Eine bedeutende Auswirkung auf die Fortpflanzungsmedizin könnte sich durch die Möglichkeit ergeben, aus induzierten pluripotenten Stammzellen funktionale Keimzellen herzustellen. Mittels dieser Technologie wäre es möglich, genetischen Nachwuchs für gleichgeschlechtliche Paare oder gar Kinder mit nur einem genetischen Elternteil (die keine Klone sind) zu erzeugen. Die normativen Auswirkungen solcher Entwicklungen auf das Familienbild und die unterschiedlichsten Rechtsbereiche sind noch gar nicht abzusehen.

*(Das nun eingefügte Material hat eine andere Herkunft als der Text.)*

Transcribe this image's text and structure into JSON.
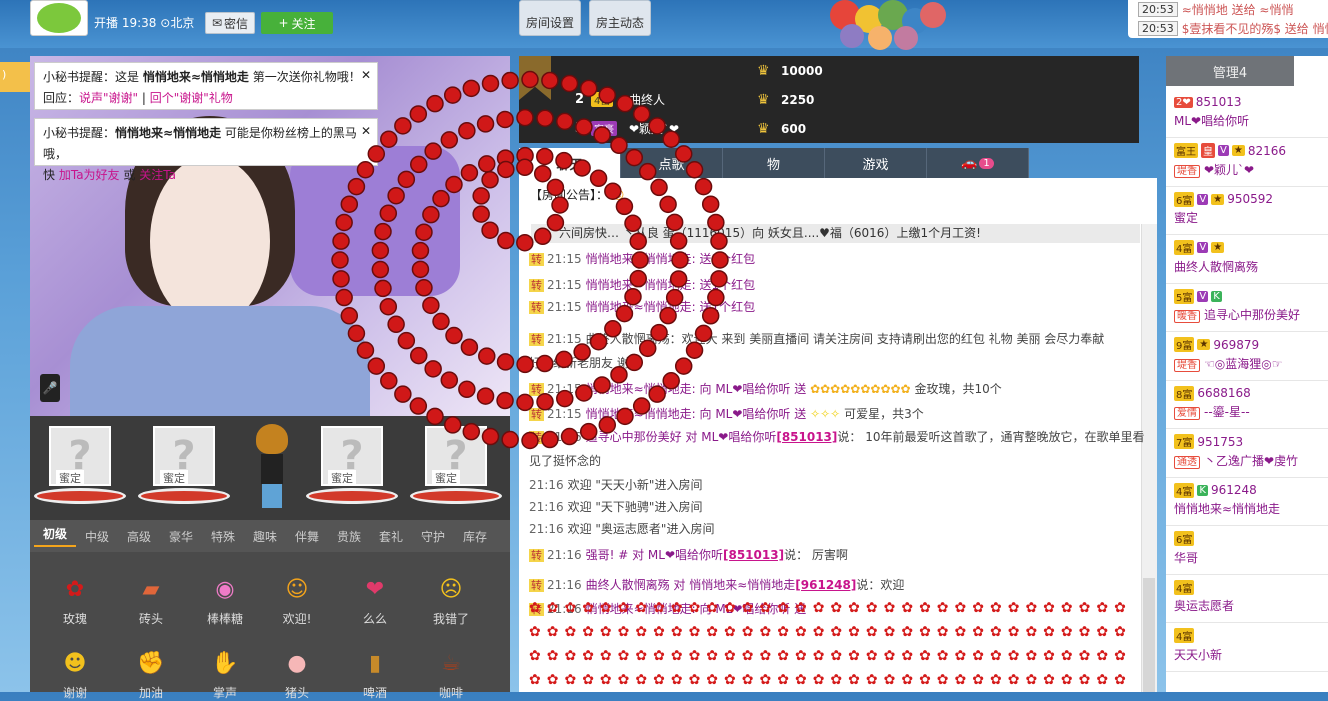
{
  "header": {
    "onair_label": "开播",
    "onair_time": "19:38",
    "location": "北京",
    "pm_label": "密信",
    "follow_label": "关注",
    "room_settings": "房间设置",
    "host_activity": "房主动态"
  },
  "notices": [
    {
      "time": "20:53",
      "text": "≈悄悄地 送给 ≈悄悄"
    },
    {
      "time": "20:53",
      "text": "$壹抹看不见的殇$ 送给 悄悄"
    }
  ],
  "tips": [
    {
      "prefix": "小秘书提醒：这是",
      "name": "悄悄地来≈悄悄地走",
      "suffix": "第一次送你礼物哦！",
      "line2_prefix": "回应：",
      "link1": "说声\"谢谢\"",
      "sep": "|",
      "link2": "回个\"谢谢\"礼物"
    },
    {
      "prefix": "小秘书提醒：",
      "name": "悄悄地来≈悄悄地走",
      "suffix": "可能是你粉丝榜上的黑马哦，",
      "line2_prefix": "快",
      "link1": "加Ta为好友",
      "or": "或",
      "link2": "关注Ta"
    }
  ],
  "seats": [
    {
      "label": "蜜定"
    },
    {
      "label": "蜜定"
    },
    {
      "label": "蜜定"
    },
    {
      "label": "蜜定"
    }
  ],
  "gift_tabs": [
    "初级",
    "中级",
    "高级",
    "豪华",
    "特殊",
    "趣味",
    "伴舞",
    "贵族",
    "套礼",
    "守护",
    "库存"
  ],
  "gifts": [
    {
      "name": "玫瑰",
      "icon": "rose-icon"
    },
    {
      "name": "砖头",
      "icon": "brick-icon"
    },
    {
      "name": "棒棒糖",
      "icon": "lollipop-icon"
    },
    {
      "name": "欢迎!",
      "icon": "welcome-icon"
    },
    {
      "name": "么么",
      "icon": "kiss-icon"
    },
    {
      "name": "我错了",
      "icon": "sorry-icon"
    },
    {
      "name": "谢谢",
      "icon": "thanks-icon"
    },
    {
      "name": "加油",
      "icon": "cheer-icon"
    },
    {
      "name": "掌声",
      "icon": "clap-icon"
    },
    {
      "name": "猪头",
      "icon": "pig-icon"
    },
    {
      "name": "啤酒",
      "icon": "beer-icon"
    },
    {
      "name": "咖啡",
      "icon": "coffee-icon"
    }
  ],
  "rank": [
    {
      "num": "",
      "level": "",
      "name": "",
      "value": "10000"
    },
    {
      "num": "2",
      "level": "4富",
      "name": "曲终人",
      "value": "2250"
    },
    {
      "num": "3",
      "level": "富豪",
      "name": "❤颖儿`❤",
      "value": "600"
    }
  ],
  "chat_tabs": [
    {
      "label": "聊天"
    },
    {
      "label": "点歌"
    },
    {
      "label": "物"
    },
    {
      "label": "游戏"
    },
    {
      "label": "",
      "badge": "1"
    }
  ],
  "chat": {
    "announce": "【房间公告】：",
    "system": "六间房快… 丶从良 蛋（1116015）向 妖女且....♥福（6016）上缴1个月工资!",
    "rows": [
      {
        "zhuan": "转",
        "time": "21:15",
        "text": "悄悄地来≈悄悄地走: 送1个红包"
      },
      {
        "zhuan": "转",
        "time": "21:15",
        "text": "悄悄地来≈悄悄地走: 送1个红包"
      },
      {
        "zhuan": "转",
        "time": "21:15",
        "text": "悄悄地来≈悄悄地走: 送1个红包"
      },
      {
        "zhuan": "转",
        "time": "21:15",
        "text": "曲终人散惘离殇：欢迎大 来到 美丽直播间 请关注房间 支持请刷出您的红包 礼物 美丽 会尽力奉献"
      },
      {
        "zhuan": "",
        "time": "",
        "text": "好歌给新老朋友 谢谢"
      },
      {
        "zhuan": "转",
        "time": "21:15",
        "text": "悄悄地来≈悄悄地走: 向 ML❤唱给你听 送",
        "tail": "金玫瑰，共10个"
      },
      {
        "zhuan": "转",
        "time": "21:15",
        "text": "悄悄地来≈悄悄地走: 向 ML❤唱给你听 送",
        "tail": "可爱星，共3个"
      },
      {
        "zhuan": "转",
        "time": "21:16",
        "text": "追寻心中那份美好 对 ML❤唱给你听",
        "link": "[851013]",
        "tail": "说： 10年前最爱听这首歌了，通宵整晚放它，在歌单里看"
      },
      {
        "zhuan": "",
        "time": "",
        "text": "见了挺怀念的"
      },
      {
        "zhuan": "",
        "time": "21:16",
        "text": "欢迎 \"天天小新\"进入房间"
      },
      {
        "zhuan": "",
        "time": "21:16",
        "text": "欢迎 \"天下驰骋\"进入房间"
      },
      {
        "zhuan": "",
        "time": "21:16",
        "text": "欢迎 \"奥运志愿者\"进入房间"
      },
      {
        "zhuan": "转",
        "time": "21:16",
        "text": "强哥! # 对 ML❤唱给你听",
        "link": "[851013]",
        "tail": "说： 厉害啊"
      },
      {
        "zhuan": "转",
        "time": "21:16",
        "text": "曲终人散惘离殇 对 悄悄地来≈悄悄地走",
        "link": "[961248]",
        "tail": "说：欢迎"
      },
      {
        "zhuan": "转",
        "time": "21:16",
        "text": "悄悄地来≈悄悄地走: 向 ML❤唱给你听 送"
      }
    ]
  },
  "right_panel": {
    "tab": "管理4",
    "users": [
      {
        "tags": [
          "2❤"
        ],
        "id": "851013",
        "name": "ML❤唱给你听"
      },
      {
        "tags": [
          "富王",
          "皇",
          "V",
          "★"
        ],
        "id": "82166",
        "extra": "堤香",
        "name": "❤颖儿`❤"
      },
      {
        "tags": [
          "6富",
          "V",
          "★"
        ],
        "id": "950592",
        "name": "蜜定"
      },
      {
        "tags": [
          "4富",
          "V",
          "★"
        ],
        "id": "",
        "name": "曲终人散惘离殇"
      },
      {
        "tags": [
          "5富",
          "V",
          "K"
        ],
        "id": "",
        "extra": "暖香",
        "name": "追寻心中那份美好"
      },
      {
        "tags": [
          "9富",
          "★"
        ],
        "id": "969879",
        "extra": "堤香",
        "name": "☜◎蓝海狸◎☞"
      },
      {
        "tags": [
          "8富"
        ],
        "id": "6688168",
        "extra": "爱情",
        "name": "--鎏-星--"
      },
      {
        "tags": [
          "7富"
        ],
        "id": "951753",
        "extra": "通透",
        "name": "丶乙逸广播❤虔竹"
      },
      {
        "tags": [
          "4富",
          "K"
        ],
        "id": "961248",
        "name": "悄悄地来≈悄悄地走"
      },
      {
        "tags": [
          "6富"
        ],
        "id": "",
        "name": "华哥"
      },
      {
        "tags": [
          "4富"
        ],
        "id": "",
        "name": "奥运志愿者"
      },
      {
        "tags": [
          "4富"
        ],
        "id": "",
        "name": "天天小新"
      }
    ]
  },
  "colors": {
    "accent": "#c8148c",
    "header": "#2d74b8",
    "dark": "#262626"
  }
}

Die Mischung menschlichen und tierischen Erbguts bzw. Gewebes, die bei einigen Forschungsansätzen im Umfeld der Stammzellforschung (etwa tetraploide Komplementierung oder Herstellung von Organoiden) eine Rolle spielt, ist eine weitere Forschungsrichtung mit hohem ethischen Einordnungsbedarf.
Zusammenfassend kann festgehalten werden, dass die ethischen und gesellschaftlichen Debatten in der Stammzellforschung sich parallel zur Weiterentwicklung des Forschungsfeldes verlagern, gleichzeitig die ursprünglichen Fragen jedoch nicht aus dem Blick geraten dürfen. Die normative Bewertung bedarf dabei einer ständigen Neujustierung und zugleich Rückanbindung an grundsätzliche Fragen. Grundlegend dafür ist ein konstanter Dialog zwischen der biomedizinischen Stammzellforschung und den ethisch-rechtlichen und sozialwissenschaftlichen Disziplinen.